Sejmowi nie ufa 85 proc. Litwinów. W rankingu popularności parlament zajmuje ostatnie miejsce wśród krajowych instytucji - wynika z sondażu opinii społecznej przeprowadzonego przez instytut Baltijos Tyrima, na zamówienie agencji informacyjnej ELTA.
_ - To przykre, że Sejm ma tak niskie notowania, że wyborcy nie ufają tym, których sami wybrali _ - tak na łamach wtorkowego dziennika _ Respublika _ skomentowała wyniki sondażu przewodnicząca Sejmu Irena Degutiene.
Jej zdaniem, _ niewątpliwie wpłynął na to kryzys gospodarczy i konieczność podejmowania niepopularnych decyzji _. Degutiene przyznaje jednak, że popularności nie przysparzają Sejmowi także działania niektórych posłów.
Podczas ostatniej sesji parlamentu, która trwała od marca do lipca, komisja sejmowa badała zachowanie dwóch posłów z opozycyjnej Partii Chrześcijańskiej. Poseł Linas Karalius na początku tego roku zamiast uczestniczyć w obradach przedłużonej sesji parlamentarnej przez miesiąc podróżował po krajach Azji. Natomiast poseł Aleksandras Sacharukas w tym czasie, gdy Karalius podróżował, zamiast niego głosował w Sejmie 11 razy.
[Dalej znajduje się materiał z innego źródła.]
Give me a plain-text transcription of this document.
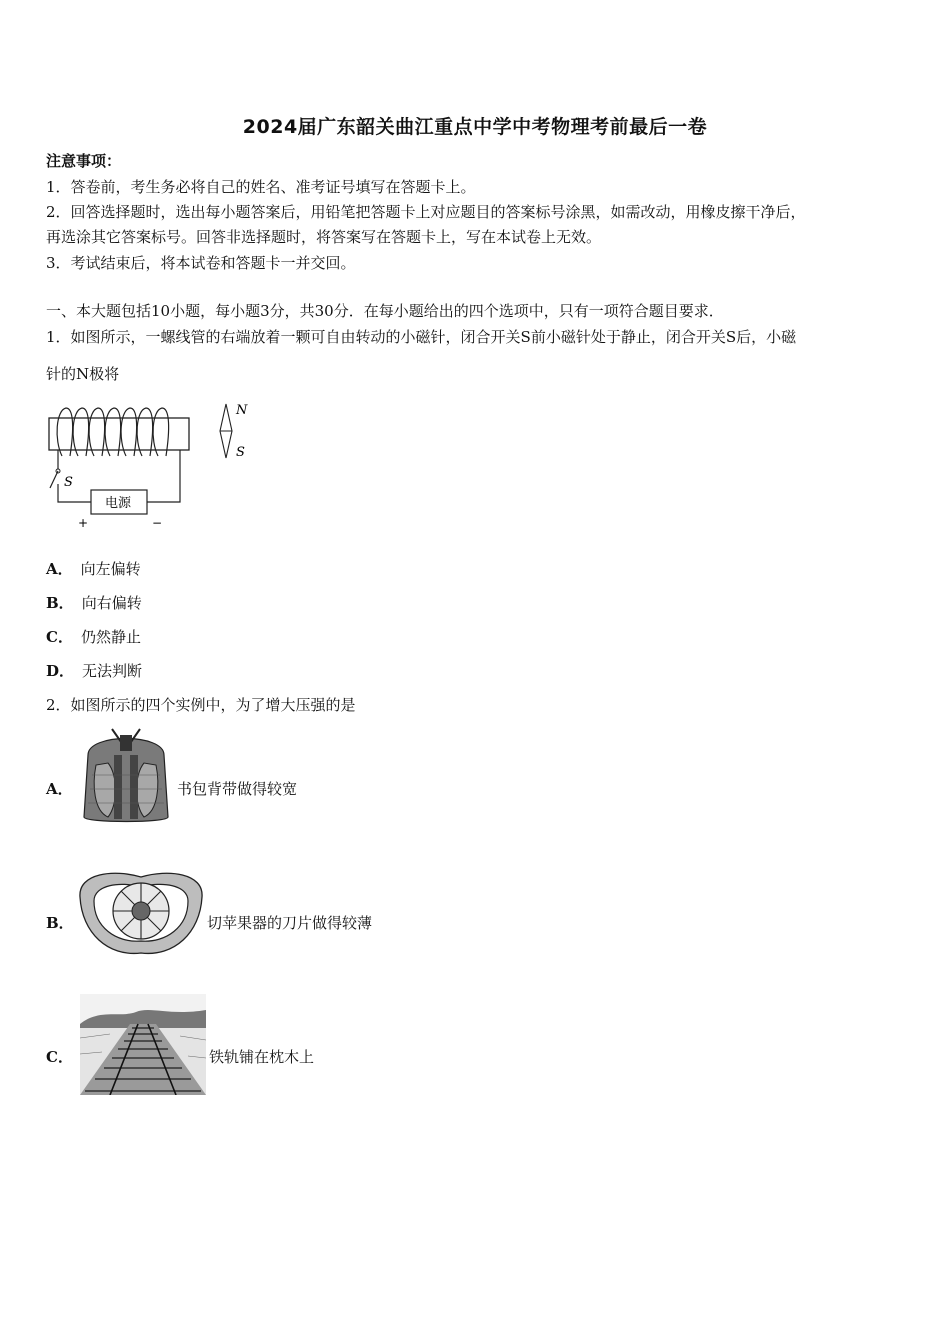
2024届广东韶关曲江重点中学中考物理考前最后一卷
注意事项：
1．答卷前，考生务必将自己的姓名、准考证号填写在答题卡上。
2．回答选择题时，选出每小题答案后，用铅笔把答题卡上对应题目的答案标号涂黑，如需改动，用橡皮擦干净后，
再选涂其它答案标号。回答非选择题时，将答案写在答题卡上，写在本试卷上无效。
3．考试结束后，将本试卷和答题卡一并交回。
一、本大题包括10小题，每小题3分，共30分．在每小题给出的四个选项中，只有一项符合题目要求．
1．如图所示，一螺线管的右端放着一颗可自由转动的小磁针，闭合开关S前小磁针处于静止，闭合开关S后，小磁
针的N极将
S
电源
+	−
N
S
A． 向左偏转
B． 向右偏转
C． 仍然静止
D． 无法判断
2．如图所示的四个实例中，为了增大压强的是
A．	书包背带做得较宽
B．	切苹果器的刀片做得较薄
C．	铁轨铺在枕木上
Obu posłom groziła nawet utrata mandatu. Ostatecznie ograniczono się do nagany. Przewodnicząca Sejmu ostrzegła, że powinno to być _ nauczką dla wszystkich _, gdyż przy okazji tego skandalu wyszło na jaw, że dotychczas głosowanie w Sejmie za nieobecnego kolegę było nagminne, jak też nagminna była tzw. turystyka polityczna.
_ - Ten przypadek zapewne zdyscyplinuje posłów, zmusi do poważniejszego traktowania swych obowiązków i odpowiedzialności względem wyborców _ - powiedziała Degutiene.